By Matt Day | Bloomberg
Amazon.com announced a pay increase for hourly workers in the US that it says will take the average starting wage for most front-line employees in warehousing and transportation to more than $19 an hour.
The company’s minimum level of $15 an hour for all hourly workers in the US remains unchanged. For jobs in Amazon’s customer fulfillment and transportation groups, the starting pay will increase to $16 an hour, a spokesperson said Wednesday in an email.
The Seattle-based company said the raise represents additional spending of almost $1 billion over the next year. Amazon is the second-largest private employer in the US, behind Walmart.
Amazon employed more than 1.1 million people in the US at the end of 2021. The company’s total workforce was more than 1.5 million as of June 30. Most of those employees are hourly workers who pack and ship items, or work in retail stores like Whole Foods Market and Amazon Fresh.
The company also is expanding access to a program that lets employees get paid more frequently than once or twice a month, according to a statement.
Amazon faces employee activism and union drives at some of its facilities.

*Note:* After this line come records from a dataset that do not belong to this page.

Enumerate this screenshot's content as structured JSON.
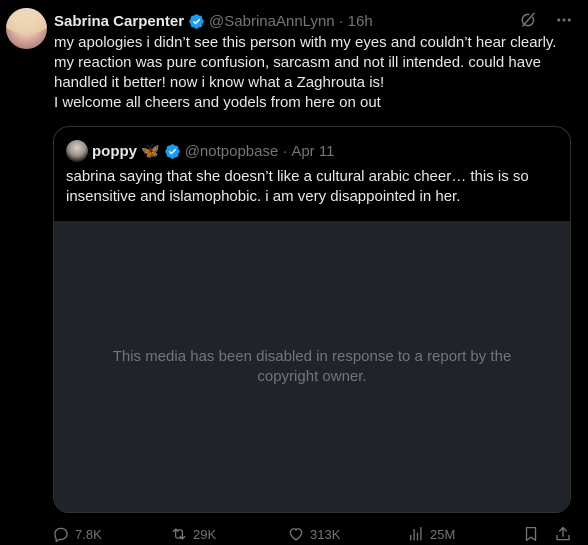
{
  "tweet": {
    "author": {
      "display_name": "Sabrina Carpenter",
      "handle": "@SabrinaAnnLynn",
      "separator": "·",
      "time": "16h"
    },
    "text_lines": [
      "my apologies i didn’t see this person with my eyes and couldn’t hear clearly. my reaction was pure confusion, sarcasm and not ill intended. could have handled it better! now i know what a Zaghrouta is!",
      "I welcome all cheers and yodels from here on out"
    ],
    "quoted": {
      "display_name": "poppy",
      "emoji": "🦋",
      "handle": "@notpopbase",
      "separator": "·",
      "time": "Apr 11",
      "text": "sabrina saying that she doesn’t like a cultural arabic cheer… this is so insensitive and islamophobic. i am very disappointed in her.",
      "media_notice": "This media has been disabled in response to a report by the copyright owner."
    },
    "stats": {
      "replies": "7.8K",
      "reposts": "29K",
      "likes": "313K",
      "views": "25M"
    }
  },
  "icons": {
    "verified": "verified-badge-icon",
    "grok": "grok-icon",
    "more": "more-icon",
    "reply": "reply-icon",
    "repost": "repost-icon",
    "like": "like-icon",
    "views": "views-icon",
    "bookmark": "bookmark-icon",
    "share": "share-icon"
  },
  "colors": {
    "background": "#000000",
    "text": "#e7e9ea",
    "muted": "#71767b",
    "verified": "#1d9bf0",
    "border": "#2f3336",
    "media_bg": "#202327"
  }
}
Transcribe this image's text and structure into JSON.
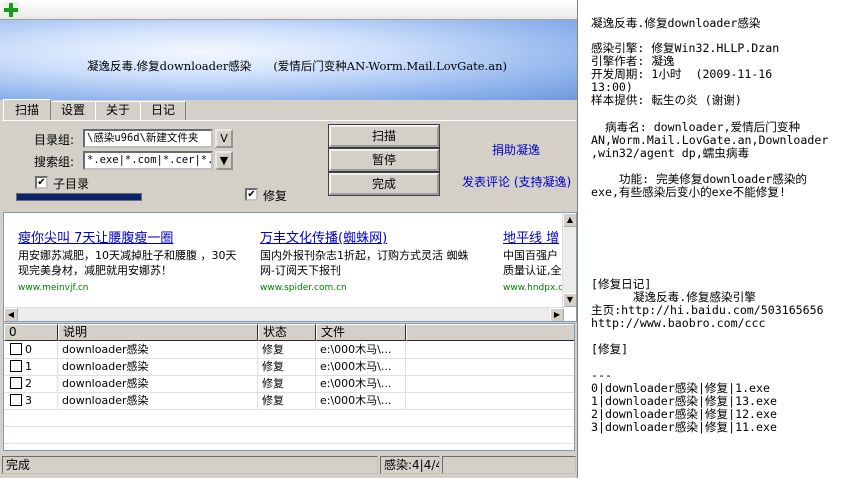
{
  "banner": {
    "title": "凝逸反毒.修复downloader感染",
    "subtitle": "(爱情后门变种AN-Worm.Mail.LovGate.an)"
  },
  "tabs": [
    {
      "label": "扫描"
    },
    {
      "label": "设置"
    },
    {
      "label": "关于"
    },
    {
      "label": "日记"
    }
  ],
  "scan": {
    "dir_label": "目录组:",
    "dir_value": "\\感染u96d\\新建文件夹",
    "dir_button": "V",
    "search_label": "搜索组:",
    "search_value": "*.exe|*.com|*.cer|*.c:",
    "subdir_label": "子目录",
    "subdir_checked": true,
    "repair_label": "修复",
    "repair_checked": true,
    "btn_scan": "扫描",
    "btn_pause": "暂停",
    "btn_done": "完成",
    "link_donate": "捐助凝逸",
    "link_comment": "发表评论 (支持凝逸)",
    "progress": 1.0
  },
  "ads": [
    {
      "title": "瘦你尖叫 7天让腰腹瘦一圈",
      "desc1": "用安娜苏减肥，10天减掉肚子和腰腹 ，30天",
      "desc2": "现完美身材，减肥就用安娜苏！",
      "url": "www.meinvjf.cn"
    },
    {
      "title": "万丰文化传播(蜘蛛网)",
      "desc1": "国内外报刊杂志1折起，订购方式灵活 蜘蛛",
      "desc2": "网-订阅天下报刊",
      "url": "www.spider.com.cn"
    },
    {
      "title": "地平线 增",
      "desc1": "中国百强户",
      "desc2": "质量认证,全",
      "url": "www.hndpx.c"
    }
  ],
  "table": {
    "columns": [
      "0",
      "说明",
      "状态",
      "文件"
    ],
    "rows": [
      {
        "id": "0",
        "desc": "downloader感染",
        "status": "修复",
        "file": "e:\\000木马\\..."
      },
      {
        "id": "1",
        "desc": "downloader感染",
        "status": "修复",
        "file": "e:\\000木马\\..."
      },
      {
        "id": "2",
        "desc": "downloader感染",
        "status": "修复",
        "file": "e:\\000木马\\..."
      },
      {
        "id": "3",
        "desc": "downloader感染",
        "status": "修复",
        "file": "e:\\000木马\\..."
      }
    ]
  },
  "status": {
    "left": "完成",
    "middle": "感染:4|4/4"
  },
  "notes": {
    "l1": "凝逸反毒.修复downloader感染",
    "l2": "感染引擎: 修复Win32.HLLP.Dzan",
    "l3": "引擎作者: 凝逸",
    "l4": "开发周期: 1小时  (2009-11-16",
    "l5": "13:00)",
    "l6": "样本提供: 転生の炎 (谢谢)",
    "l7": "  病毒名: downloader,爱情后门变种",
    "l8": "AN,Worm.Mail.LovGate.an,Downloader",
    "l9": ",win32/agent dp,蠕虫病毒",
    "l10": "    功能: 完美修复downloader感染的",
    "l11": "exe,有些感染后变小的exe不能修复!",
    "l12": "[修复日记]",
    "l13": "      凝逸反毒.修复感染引擎",
    "l14": "主页:http://hi.baidu.com/503165656",
    "l15": "http://www.baobro.com/ccc",
    "l16": "[修复]",
    "l17": "---",
    "l18": "0|downloader感染|修复|1.exe",
    "l19": "1|downloader感染|修复|13.exe",
    "l20": "2|downloader感染|修复|12.exe",
    "l21": "3|downloader感染|修复|11.exe"
  },
  "colors": {
    "window_bg": "#d4d0c8",
    "link": "#0000cc",
    "progress": "#0a246a",
    "ad_url": "#008000"
  }
}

In San Bernardino, where dozens of Amazon Air Regional Air Hub employees walked off the job in recent weeks, union organizers were unimpressed with the wage hike announcement.
“How does Amazon respond to associates organizing for better pay, inflation and high turnover?” a post on Twitter by #IEAmazonWorkers said Wednesday. “With $1 y’all. We’re not feeling it.”

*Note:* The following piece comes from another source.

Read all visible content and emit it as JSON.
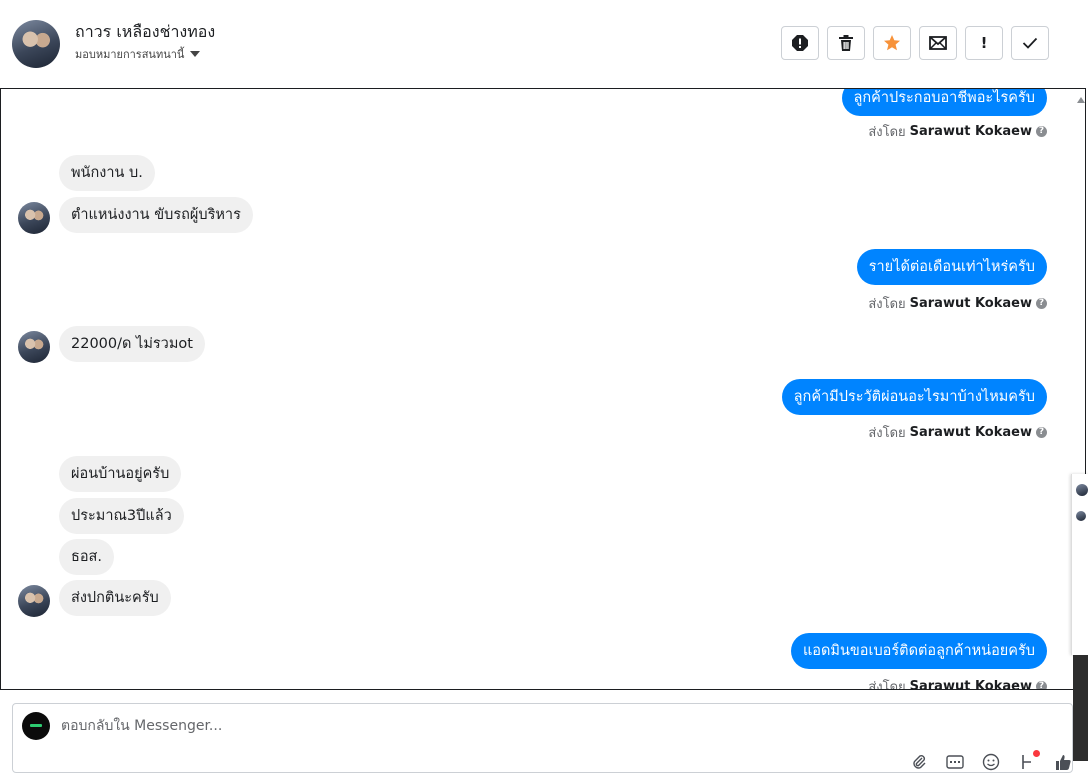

The group instead wants a $5 hourly raise to meet “the rising costs in the Inland Empire.” Employees there start at $17 an hour.
A petition signed by about 900 employees of the San Bernardino facility called for a bump in hourly pay, from $17 to $22.

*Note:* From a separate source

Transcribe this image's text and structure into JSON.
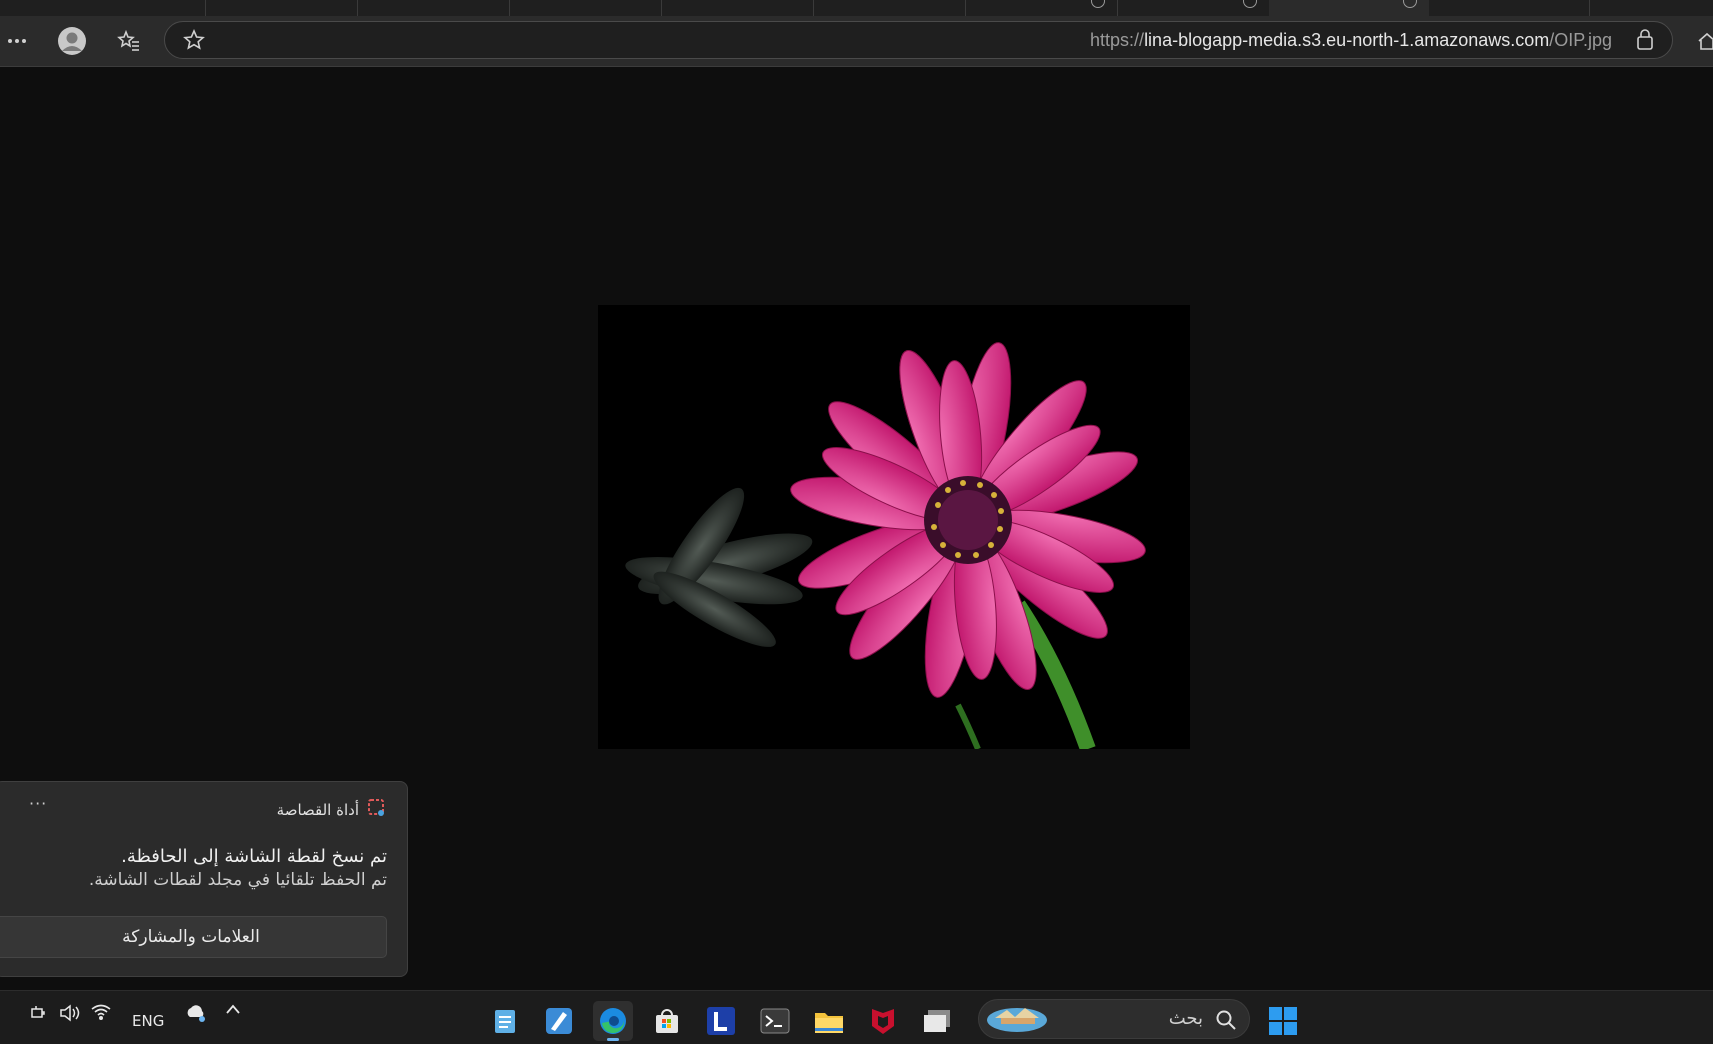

“We will not stop until Amazon meets our demands — on pay, safety and an end to retaliation,” the tweet states.
Union organizing also includes an Albany, New York-area warehouse where a vote is scheduled for next month. The company is challenging an election last April in which more than 8,000 workers at a Staten Island warehouse won the right to be represented by a union.
Staff writer Brian Whitehead contributed to this report.